都市のデジタルツインの今と将来への期待

葉村真樹(東京都市大学総合研究所未来都市研究機構 機構長・教授)

日本における都市のデジタルツインとその展望

都市のデジタルツインに対する期待は、日本でも拡大中である。国土交通省は2019年5月、デジタルツインを活用した「国土交通データプラットフォーム(仮称)整備計画」を発表、"フィジカル(現実)空間の事象をサイバー(デジタル)空間に再現するデジタルツインを実現することによって、業務の効率化やスマートシティ等の国土交通省の施策の高度化、産学官連携によるイノベーションの創出"を目指すとした。(※3)

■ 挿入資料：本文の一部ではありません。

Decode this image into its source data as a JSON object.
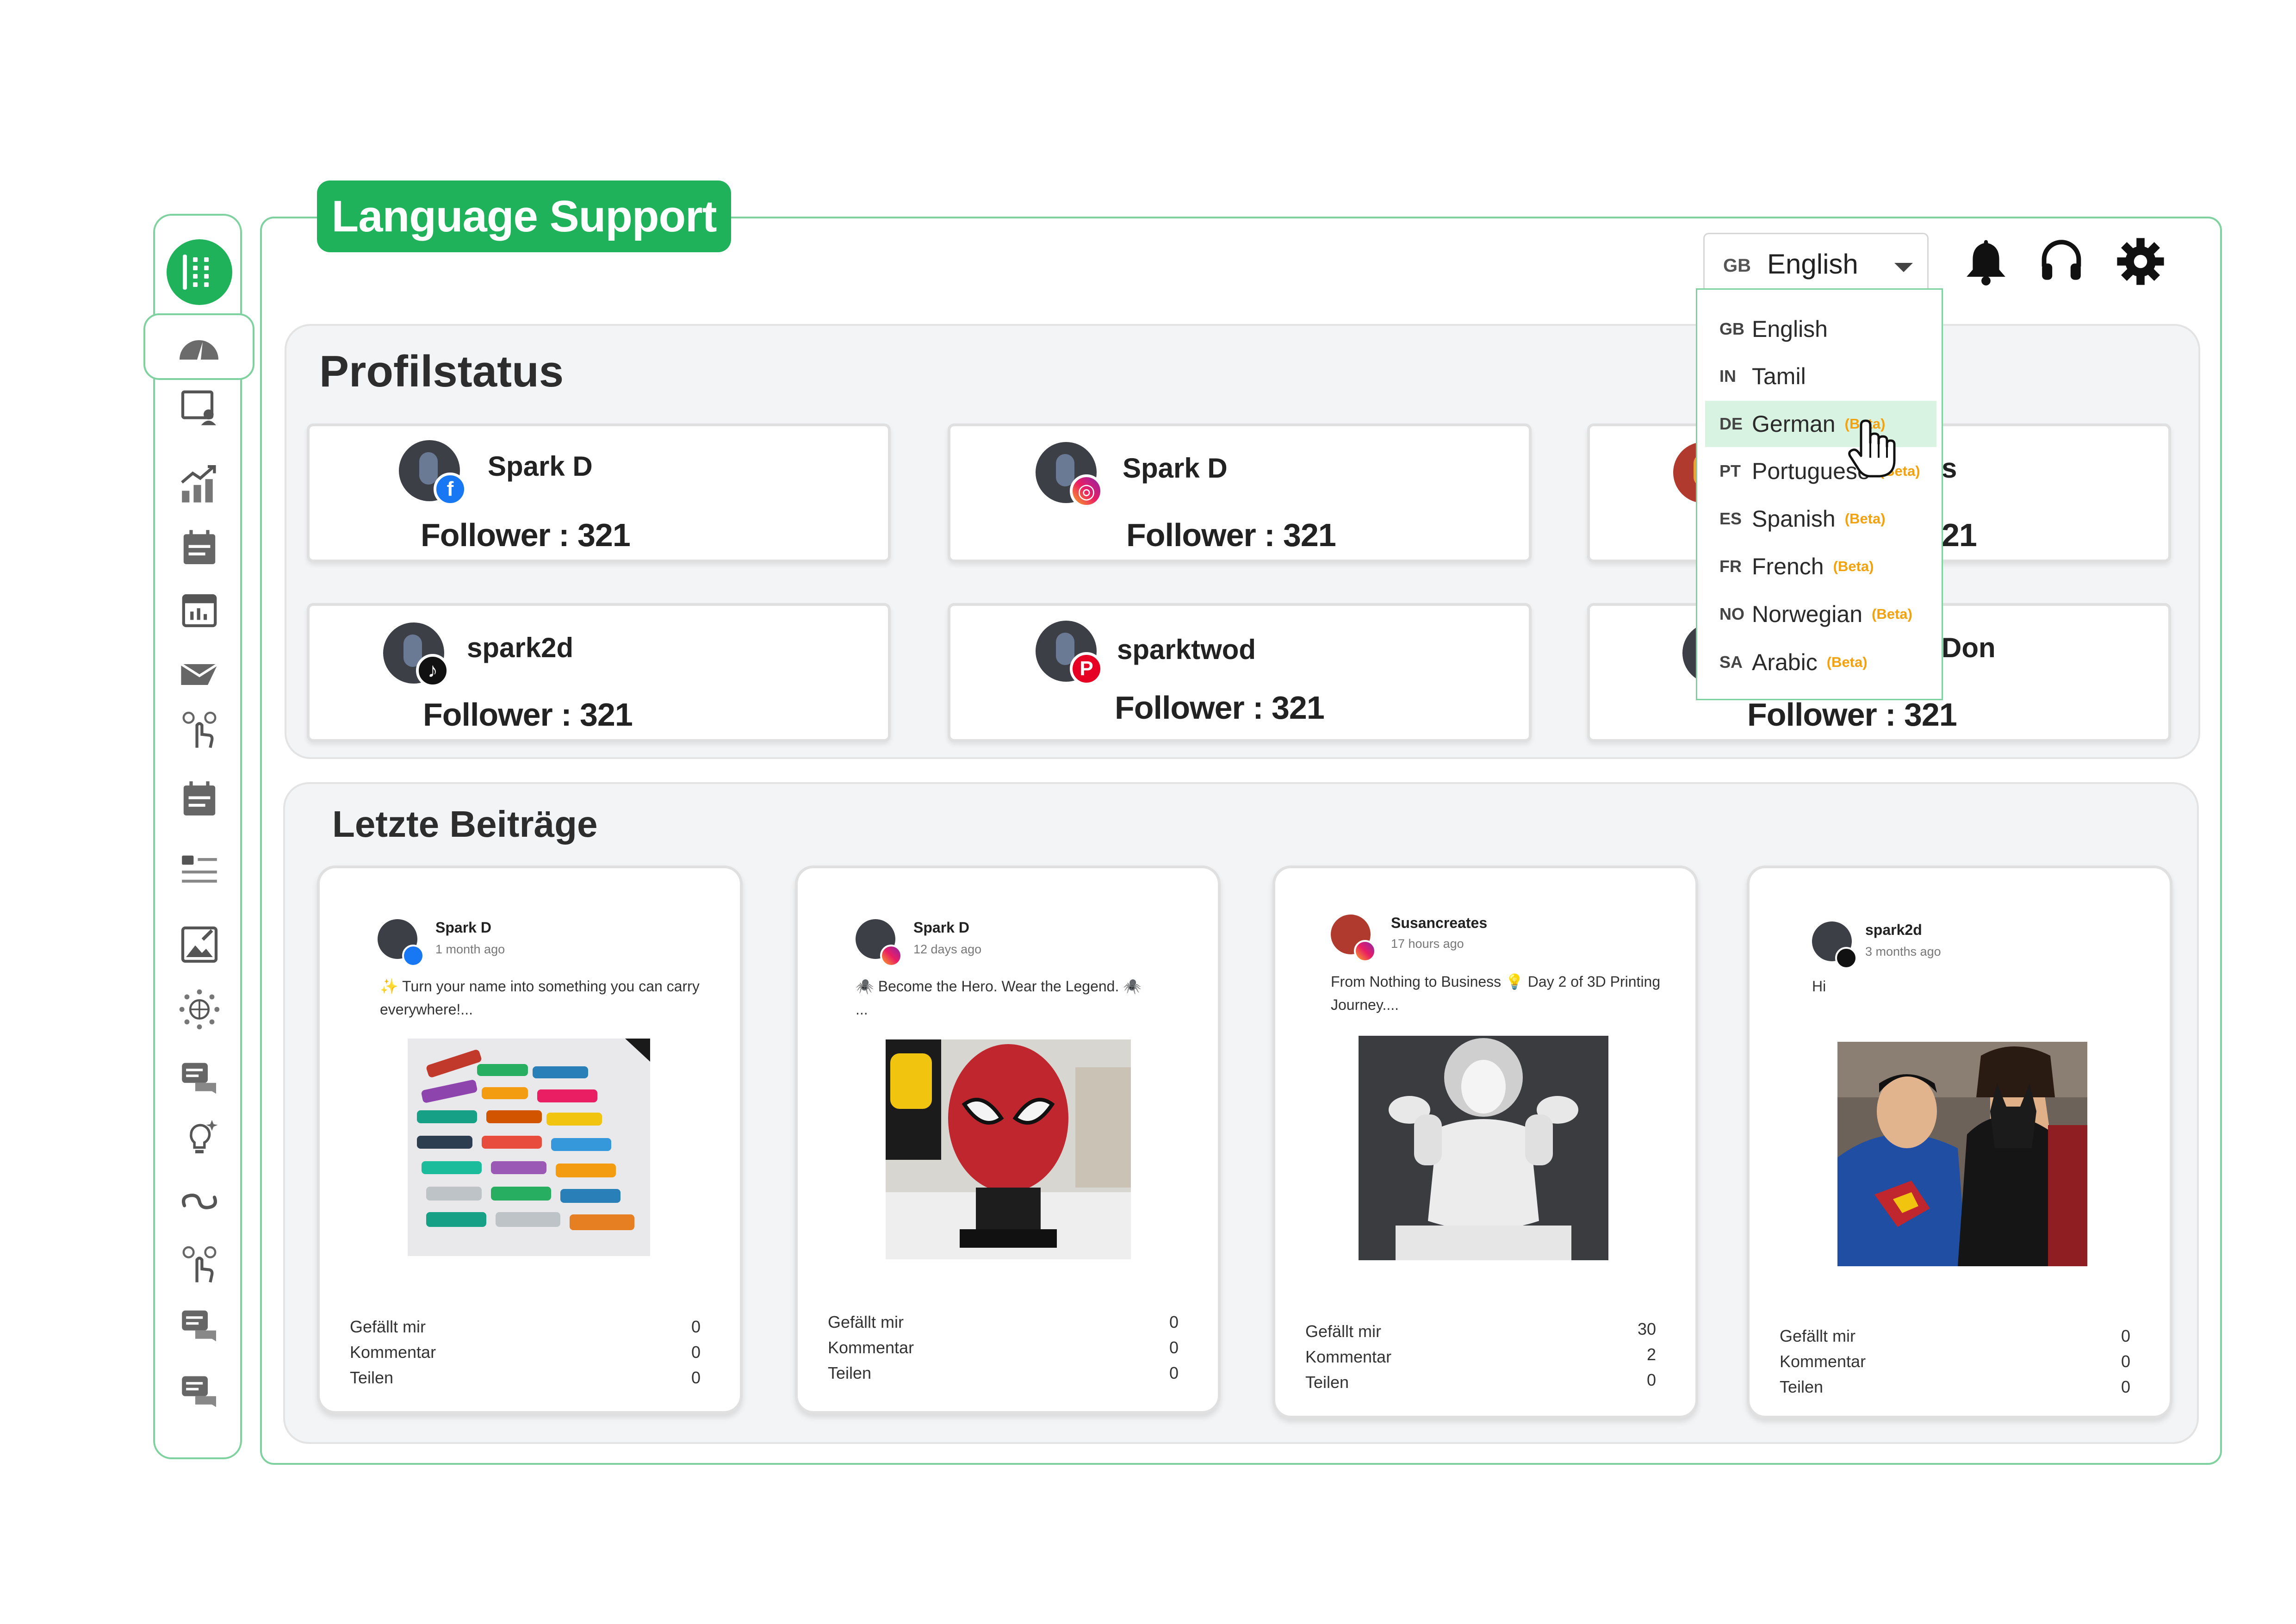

この取り組みはその翌年の2020年にProject"PLATEAU"(プラトー)としてリリースされた。PLATEAUは、先に紹介したヴァーチャル・シンガポールと同様、セマンティクスとなっており、都市空間に存在する建物や街路といったオブジェクトに名称や用途、建設年といった都市活動情報を付与することで、都市空間そのものを再現する3D都市空間情報プラットフォームである。ここで目指すのは「都市のデジタイズ」ではなく、3D都市モデルの活用で全体最適・市民参加型・機動的なまちづくりの実現、すなわち「まちづくりのデジタルトランスフォーメーション」である。特に、セマンティクスの3Dモデルであることの価値として、国土交通省は以下の3点を挙げている。(※4)

1 ビジュアライズ(視覚性)
都市空間が立体的に認識できることで、説期力や説得力が向上

2 シミュレーション(再現性)
立体情報を持った都市空間をサイバー上に再現することで、幅広く、精密なシミュレーションが可能

3 インタラクティブ(双方向性)
フィジカル空間とサイバー空間が相互に情報を交換し作用しあうためのプラットフォームを提供

ただし、現時点ではPLATEAUそのものがリアル空間においてリアルタイムで取得したデータと連動しているわけではない。単体としてのPLATEAUはあくまで3D都市空間情報プラットフォームであり、それらのデータと連携する「場」であるということに留意する必要がある。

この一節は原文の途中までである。